On argumente en outre qu’il pourrait s’agir d’une façon de s’affranchir encore davantage du corporatisme. Donner davantage de liberté aux utilisateurs. Marquer un nouveau tournant dans l’ère des médias sociaux. Etc.
En un mot comme en mille, permettre aux utilisateurs de choisir la plateforme qui leur sied le mieux, mais tout en ayant la chance de converser avec des utilisateurs d’autres plateformes.
Il existe d’ailleurs en ce moment une sorte de pont (un ‘bridge’) qui permet d’utiliser notre application préférée pour Mastodon avec Bluesky.
C’est un petit pas, bien sûr. Et ça n’a encore rien à voir avec les échanges que l’on pourrait faire entre les deux plateformes. Cela dit, ça démontre quand même la volonté de certaines personnes de rapprocher les deux réseaux.
Si les raisons et la volonté ne manquent pas, la faisabilité est-elle au rendez-vous ?
Une opération quand même plus complexe qu’elle n’y paraît
L’idée n’est pas dénuée d’intérêt. Par contre, il s’agit d’une opération beaucoup plus complexe qu’elle n’y paraît, et pas forcément pour des raisons toutes d’ordre technique.
Chez les plus avant-gardistes, on rêve déjà au jour où l’on pourra publier un message sur une plateforme (Mastodon) et pouvoir y réagir et répondre à partir d’une autre distincte (Bluesky). Et pourquoi pas ?
Il faut toutefois plonger dans les deux réseaux afin de jauger l’interopérabilité possible de Mastodon et de Bluesky.
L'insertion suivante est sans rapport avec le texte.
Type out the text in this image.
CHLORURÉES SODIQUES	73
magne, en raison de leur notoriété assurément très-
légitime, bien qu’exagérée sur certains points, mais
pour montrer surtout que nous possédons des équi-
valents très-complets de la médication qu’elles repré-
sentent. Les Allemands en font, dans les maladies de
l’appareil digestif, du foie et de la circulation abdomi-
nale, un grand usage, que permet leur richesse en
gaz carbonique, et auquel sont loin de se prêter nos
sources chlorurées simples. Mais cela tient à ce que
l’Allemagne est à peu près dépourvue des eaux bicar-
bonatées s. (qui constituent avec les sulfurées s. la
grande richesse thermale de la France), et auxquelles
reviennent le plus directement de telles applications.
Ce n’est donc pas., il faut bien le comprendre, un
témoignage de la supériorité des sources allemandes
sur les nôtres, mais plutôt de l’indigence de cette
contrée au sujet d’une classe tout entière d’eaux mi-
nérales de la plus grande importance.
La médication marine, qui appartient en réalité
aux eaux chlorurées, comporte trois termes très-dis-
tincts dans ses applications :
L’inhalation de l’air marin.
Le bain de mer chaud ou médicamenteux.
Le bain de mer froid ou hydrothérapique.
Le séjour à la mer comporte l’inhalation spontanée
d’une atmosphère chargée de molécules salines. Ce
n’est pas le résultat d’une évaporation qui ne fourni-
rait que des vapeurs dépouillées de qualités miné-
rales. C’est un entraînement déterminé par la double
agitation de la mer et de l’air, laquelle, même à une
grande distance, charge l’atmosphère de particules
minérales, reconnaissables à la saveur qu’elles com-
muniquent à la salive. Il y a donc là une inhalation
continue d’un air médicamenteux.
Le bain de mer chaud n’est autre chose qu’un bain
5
Pas tant sur les aspects technologiques, mais en examinant plutôt la culture et la base d’utilisateurs des deux réseaux.
Ils sont, ma foi, assez distincts comme vous le verrez.
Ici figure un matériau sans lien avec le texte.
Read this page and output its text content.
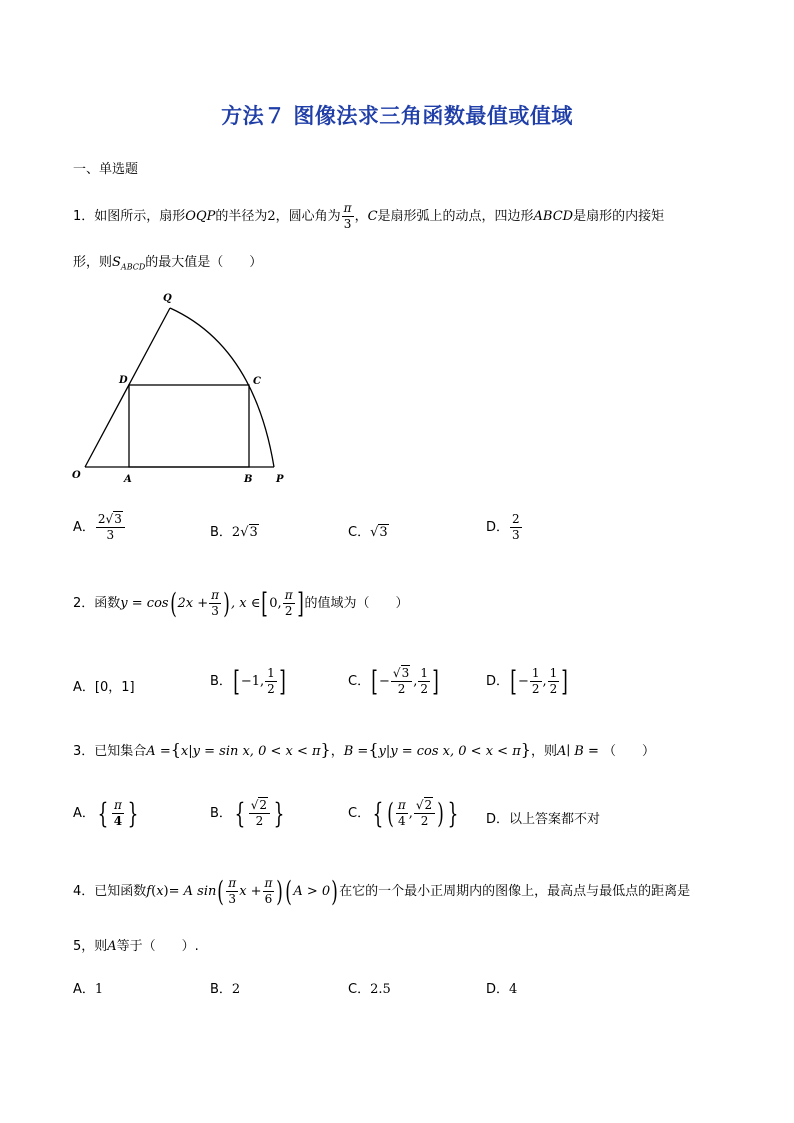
方法７ 图像法求三角函数最值或值域
一、单选题
1．如图所示，扇形OQP的半径为2，圆心角为 $\frac{\pi}{3}$ ，C是扇形弧上的动点，四边形ABCD是扇形的内接矩
形，则$S_{ABCD}$的最大值是（　　）
Q
D	C
O	A	B P
A． $\frac{2√3}{3}$	B．2√3	C．√3	D． $\frac{2}{3}$
2．函数$y = \cos(2x + \frac{\pi}{3}$ ), x ∈[0, $\frac{\pi}{2}$ ]的值域为（　　）
A．[0，1]	B．[−1, $\frac{1}{2}$ ]	C．[− $\frac{√3}{2}$ , $\frac{1}{2}$ ]	D．[− $\frac{1}{2}$ , $\frac{1}{2}$ ]
3．已知集合A ={x|y = sin x, 0 < x < π}，B ={y|y = cos x, 0 < x < π}，则A∣ B = （　　）
A．{ $\frac{\pi}{4}$ }	B．{ $\frac{√2}{2}$ }	C．{ ( $\frac{\pi}{4}$ , $\frac{√2}{2}$ ) } D．以上答案都不对
4．已知函数f(x)= A $\sin( \frac{\pi}{3}$ $x + \frac{\pi}{6} )(A > 0)$在它的一个最小正周期内的图像上，最高点与最低点的距离是
5，则A等于（　　）.
A．1	B．2	C．2.5	D．4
MASTODON : la décentralisation et la liberté
Derrière Mastodon, un grand principe : décentraliser les données, et, du même coup, se libérer de l’emprise d’une entreprise ou d’un organisme.
Chaque utilisateur peut héberger son propre serveur (couramment appelé une instance) et décider qui peut voir et réagir à ses publications.
C’est d’ailleurs l’une des raisons pour lesquelles Mastodon a connu une telle croissance de ses utilisateurs dès qu’Elon Musk a mis la main sur X. Plusieurs rescapés ont saisi l’opportunité de se trouver un nouvel espace où s’exprimer plus librement.
D’autant plus que, même en n’installant pas eux-mêmes leur propre serveur, il leur était tout à fait possible de joindre le serveur d’une organisation ou d’une personne partageant leurs valeurs.
Un Eldorado pour les désabusés.
Pour l’heure, une grande proportion, disons même une très grande proportion des utilisateurs de Mastodon sont des hommes. Souvent issus de la communauté geek.
Il n’y a évidemment pas que ça, mais ils sont très nombreux.
Selon de récentes statistiques, le ratio serait d’à peu près 72 % d’hommes pour 28 % de femmes.
Mais outre les geeks, on trouve sur Mastodon des créateurs de contenus, des artistes et des utilisateurs de divers horizons, dont plusieurs issus du monde de l’éducation et de la science.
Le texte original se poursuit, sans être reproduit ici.